Non-trauma surgical patients can be every bit as challenging as trauma patients. If a post surgical patient is sick enough to be in the ICU (maybe 1-10% of surgical patients) he is pretty sick. Trauma patients in surgical ICU's , by and large, are otherwise youngish healthy people. If you want higher acuity, stick to a big city, non-trauma SICU IMO...

Specializes in SICU, trauma, neuro. Has 16 years experience.

My first SICU had a lot of liver, heart, and lung transplants, lots of neurosurgeries including spontaneous ICH's and tumor resections, major abdominal surgeries, various cardiothoracic procedures including LVAD placements.

LovingLife123

1,591 Posts

Most places with a decent trauma center have a designated trauma icu.
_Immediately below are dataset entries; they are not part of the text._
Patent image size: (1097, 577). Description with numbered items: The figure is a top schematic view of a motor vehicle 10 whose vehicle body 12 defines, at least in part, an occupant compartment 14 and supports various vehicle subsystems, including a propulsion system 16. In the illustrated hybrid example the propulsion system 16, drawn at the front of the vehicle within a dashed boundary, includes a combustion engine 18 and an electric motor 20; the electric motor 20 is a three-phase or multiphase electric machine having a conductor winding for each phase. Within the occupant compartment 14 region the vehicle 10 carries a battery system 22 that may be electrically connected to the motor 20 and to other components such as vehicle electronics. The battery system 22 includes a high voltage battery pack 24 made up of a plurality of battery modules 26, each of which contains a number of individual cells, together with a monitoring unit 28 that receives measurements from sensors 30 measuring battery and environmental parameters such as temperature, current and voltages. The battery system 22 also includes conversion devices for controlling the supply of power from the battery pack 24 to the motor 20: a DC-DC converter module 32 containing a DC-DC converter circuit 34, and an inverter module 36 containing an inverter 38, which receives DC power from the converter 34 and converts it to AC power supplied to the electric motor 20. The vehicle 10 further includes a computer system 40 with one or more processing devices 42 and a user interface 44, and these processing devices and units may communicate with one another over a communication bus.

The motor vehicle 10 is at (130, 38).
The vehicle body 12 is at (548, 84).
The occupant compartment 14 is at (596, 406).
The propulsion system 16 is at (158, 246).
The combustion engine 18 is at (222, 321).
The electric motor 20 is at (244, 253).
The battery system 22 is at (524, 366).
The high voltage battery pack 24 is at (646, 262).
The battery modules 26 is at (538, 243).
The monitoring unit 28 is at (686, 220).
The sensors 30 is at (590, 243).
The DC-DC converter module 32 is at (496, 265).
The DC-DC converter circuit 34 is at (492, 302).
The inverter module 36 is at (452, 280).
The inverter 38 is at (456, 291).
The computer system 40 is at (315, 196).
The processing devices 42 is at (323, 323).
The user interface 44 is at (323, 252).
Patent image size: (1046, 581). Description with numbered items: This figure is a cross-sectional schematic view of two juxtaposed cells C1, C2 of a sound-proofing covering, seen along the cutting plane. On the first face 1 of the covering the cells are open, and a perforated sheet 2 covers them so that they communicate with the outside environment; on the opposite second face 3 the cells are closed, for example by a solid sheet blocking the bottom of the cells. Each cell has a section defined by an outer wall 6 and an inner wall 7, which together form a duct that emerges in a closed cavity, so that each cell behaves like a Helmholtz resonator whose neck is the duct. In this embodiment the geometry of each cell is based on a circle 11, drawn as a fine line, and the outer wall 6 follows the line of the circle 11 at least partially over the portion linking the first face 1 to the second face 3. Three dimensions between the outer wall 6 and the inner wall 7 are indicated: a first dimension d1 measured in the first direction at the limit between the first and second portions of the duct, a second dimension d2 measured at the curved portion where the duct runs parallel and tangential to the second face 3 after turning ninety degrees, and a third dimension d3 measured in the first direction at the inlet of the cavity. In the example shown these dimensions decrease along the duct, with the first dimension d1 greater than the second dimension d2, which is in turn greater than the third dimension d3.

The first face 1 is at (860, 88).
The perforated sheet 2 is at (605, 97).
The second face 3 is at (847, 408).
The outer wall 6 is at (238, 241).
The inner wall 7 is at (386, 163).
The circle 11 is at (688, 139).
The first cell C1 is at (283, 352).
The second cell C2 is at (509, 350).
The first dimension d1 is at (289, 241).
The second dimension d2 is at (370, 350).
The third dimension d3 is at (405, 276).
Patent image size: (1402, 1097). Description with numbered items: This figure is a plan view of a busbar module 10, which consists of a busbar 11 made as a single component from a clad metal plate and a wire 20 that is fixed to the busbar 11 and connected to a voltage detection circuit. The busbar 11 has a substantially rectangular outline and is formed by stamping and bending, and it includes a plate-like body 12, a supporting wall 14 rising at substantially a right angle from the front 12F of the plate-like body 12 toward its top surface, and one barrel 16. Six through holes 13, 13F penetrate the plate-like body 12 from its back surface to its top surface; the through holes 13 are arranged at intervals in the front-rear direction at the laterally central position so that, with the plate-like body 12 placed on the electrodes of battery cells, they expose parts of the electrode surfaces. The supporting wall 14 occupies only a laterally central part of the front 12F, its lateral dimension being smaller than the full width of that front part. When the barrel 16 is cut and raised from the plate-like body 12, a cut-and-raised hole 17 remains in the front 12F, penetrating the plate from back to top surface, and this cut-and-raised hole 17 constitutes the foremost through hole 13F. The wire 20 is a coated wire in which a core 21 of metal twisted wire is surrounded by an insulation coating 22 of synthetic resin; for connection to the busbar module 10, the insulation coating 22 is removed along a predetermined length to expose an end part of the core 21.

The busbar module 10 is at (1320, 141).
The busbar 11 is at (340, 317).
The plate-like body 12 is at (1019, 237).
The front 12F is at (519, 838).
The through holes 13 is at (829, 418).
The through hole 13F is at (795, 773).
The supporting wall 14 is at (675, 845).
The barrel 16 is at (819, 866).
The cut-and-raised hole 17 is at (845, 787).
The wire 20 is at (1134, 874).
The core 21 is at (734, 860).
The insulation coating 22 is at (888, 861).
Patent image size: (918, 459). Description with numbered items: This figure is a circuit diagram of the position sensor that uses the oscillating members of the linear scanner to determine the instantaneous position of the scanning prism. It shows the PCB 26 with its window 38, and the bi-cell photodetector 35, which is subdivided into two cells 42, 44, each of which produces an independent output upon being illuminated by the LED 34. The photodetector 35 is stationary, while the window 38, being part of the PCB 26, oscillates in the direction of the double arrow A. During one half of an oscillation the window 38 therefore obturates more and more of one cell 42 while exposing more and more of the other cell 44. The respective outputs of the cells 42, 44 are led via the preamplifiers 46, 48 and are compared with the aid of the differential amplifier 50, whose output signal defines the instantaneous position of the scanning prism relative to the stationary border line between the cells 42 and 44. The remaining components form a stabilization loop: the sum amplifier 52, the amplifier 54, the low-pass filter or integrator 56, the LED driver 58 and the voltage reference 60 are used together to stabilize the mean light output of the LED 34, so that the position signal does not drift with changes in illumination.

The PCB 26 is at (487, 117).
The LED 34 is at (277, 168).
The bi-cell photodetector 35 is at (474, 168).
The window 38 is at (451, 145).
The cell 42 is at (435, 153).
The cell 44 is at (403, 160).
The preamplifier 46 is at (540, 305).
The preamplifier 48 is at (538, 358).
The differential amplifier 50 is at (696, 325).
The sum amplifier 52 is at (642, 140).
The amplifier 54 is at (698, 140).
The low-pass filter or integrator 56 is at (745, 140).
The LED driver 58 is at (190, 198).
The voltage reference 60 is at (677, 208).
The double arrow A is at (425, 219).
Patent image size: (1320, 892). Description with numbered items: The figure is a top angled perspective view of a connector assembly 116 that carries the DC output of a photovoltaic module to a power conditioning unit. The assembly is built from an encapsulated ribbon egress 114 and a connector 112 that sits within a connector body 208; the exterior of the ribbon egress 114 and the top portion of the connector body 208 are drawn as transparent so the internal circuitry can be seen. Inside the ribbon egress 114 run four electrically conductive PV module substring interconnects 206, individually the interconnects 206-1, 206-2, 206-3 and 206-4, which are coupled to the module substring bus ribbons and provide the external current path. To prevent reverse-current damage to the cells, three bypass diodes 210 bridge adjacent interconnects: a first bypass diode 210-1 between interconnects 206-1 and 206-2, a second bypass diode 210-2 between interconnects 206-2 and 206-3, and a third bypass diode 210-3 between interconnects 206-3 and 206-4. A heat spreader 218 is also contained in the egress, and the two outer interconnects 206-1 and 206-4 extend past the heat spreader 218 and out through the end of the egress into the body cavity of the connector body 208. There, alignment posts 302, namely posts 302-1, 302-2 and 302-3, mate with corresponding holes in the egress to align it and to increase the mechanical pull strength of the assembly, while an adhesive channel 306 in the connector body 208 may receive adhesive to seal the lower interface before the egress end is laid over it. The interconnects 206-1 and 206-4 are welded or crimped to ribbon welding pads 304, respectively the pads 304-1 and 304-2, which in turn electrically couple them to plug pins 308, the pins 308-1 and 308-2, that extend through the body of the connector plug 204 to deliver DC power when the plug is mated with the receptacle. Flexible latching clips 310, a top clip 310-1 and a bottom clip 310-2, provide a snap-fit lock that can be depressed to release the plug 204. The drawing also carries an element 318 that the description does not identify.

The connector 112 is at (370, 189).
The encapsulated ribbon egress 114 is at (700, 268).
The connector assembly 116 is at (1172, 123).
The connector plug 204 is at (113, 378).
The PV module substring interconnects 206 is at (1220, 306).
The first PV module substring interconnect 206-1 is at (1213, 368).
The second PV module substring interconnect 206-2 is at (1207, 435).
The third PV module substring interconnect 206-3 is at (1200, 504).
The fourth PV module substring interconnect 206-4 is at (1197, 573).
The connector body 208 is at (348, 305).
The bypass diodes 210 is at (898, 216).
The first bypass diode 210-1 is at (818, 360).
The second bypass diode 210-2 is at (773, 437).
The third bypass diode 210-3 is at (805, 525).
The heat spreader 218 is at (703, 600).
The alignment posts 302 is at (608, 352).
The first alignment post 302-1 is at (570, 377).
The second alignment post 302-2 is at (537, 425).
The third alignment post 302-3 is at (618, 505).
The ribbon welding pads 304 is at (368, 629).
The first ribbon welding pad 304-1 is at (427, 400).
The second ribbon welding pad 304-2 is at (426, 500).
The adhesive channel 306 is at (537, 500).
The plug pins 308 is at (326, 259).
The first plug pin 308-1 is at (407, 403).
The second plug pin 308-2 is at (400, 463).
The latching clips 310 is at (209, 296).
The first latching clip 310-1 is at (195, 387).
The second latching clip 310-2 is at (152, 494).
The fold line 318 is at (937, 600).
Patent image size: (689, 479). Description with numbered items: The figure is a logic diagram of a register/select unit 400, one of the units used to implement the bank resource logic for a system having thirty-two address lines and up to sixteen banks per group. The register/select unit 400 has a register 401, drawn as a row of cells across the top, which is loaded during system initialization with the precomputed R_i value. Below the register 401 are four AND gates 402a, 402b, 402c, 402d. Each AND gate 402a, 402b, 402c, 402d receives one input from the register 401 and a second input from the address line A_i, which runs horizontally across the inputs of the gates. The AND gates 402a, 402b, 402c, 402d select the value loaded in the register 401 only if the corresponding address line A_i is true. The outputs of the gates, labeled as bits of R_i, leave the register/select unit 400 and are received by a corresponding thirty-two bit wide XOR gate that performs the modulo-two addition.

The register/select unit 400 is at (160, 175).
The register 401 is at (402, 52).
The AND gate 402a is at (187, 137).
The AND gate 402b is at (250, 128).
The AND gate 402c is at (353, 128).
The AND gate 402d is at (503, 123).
I like getting the surgical icu patients sometimes. My favorite are the open belly patients.

Trauma patients are usually pretty straight forward. Just a fun fact. 85% of trauma patients are falls. Usually the elderly who break a few ribs. Trauma is not all gun shot wounds and car wrecks.

Specializes in SICU,CTICU. Has 9 years experience.

I agree with the above. Also a lot of SICU have neuro ICU pts which I love but may not be your cup of tea and trauma pts often become neuro pts depending on their injury. You would have to interview and see what their pt population is like and then decide.

FurBabyMom, MSN, RN

1 Article; 814 Posts

Has 8 years experience.

So...there can be really sick and complex patients in hospitals that aren't a trauma center or are not a level 1 trauma center. It is possible that the hospital does not pursue trauma center designation as that bestows additional regulations (services offered, access to services, access to specific resources, etc).

I work in a trauma center that offers some of the most advanced services across the board, especially compared to the rural hospitals near us. We have "separate" ICUs. An honest effort is made to place patients in the "most appropriate" unit bed. That doesn't happen always (sometimes at all). In general, all ICU beds are seen as ICU beds.

I have to agree with others - trauma is not necessarily (in all geographical areas) the knife and gun club most people believe it to be. We get our share of the knife and gun club (in our case it's often flown in as our immediate area isn't "known" as the K&GC). But we get far more MVCs (or other moving entity accidents - boats, mopeds, etc), falls, near drownings, and in our case because we are a burn center - burns. I will say, having worked neuro in a trauma center for years...just about anything can be used to inflict pain and suffering on someone else. There's also a lot of abuse.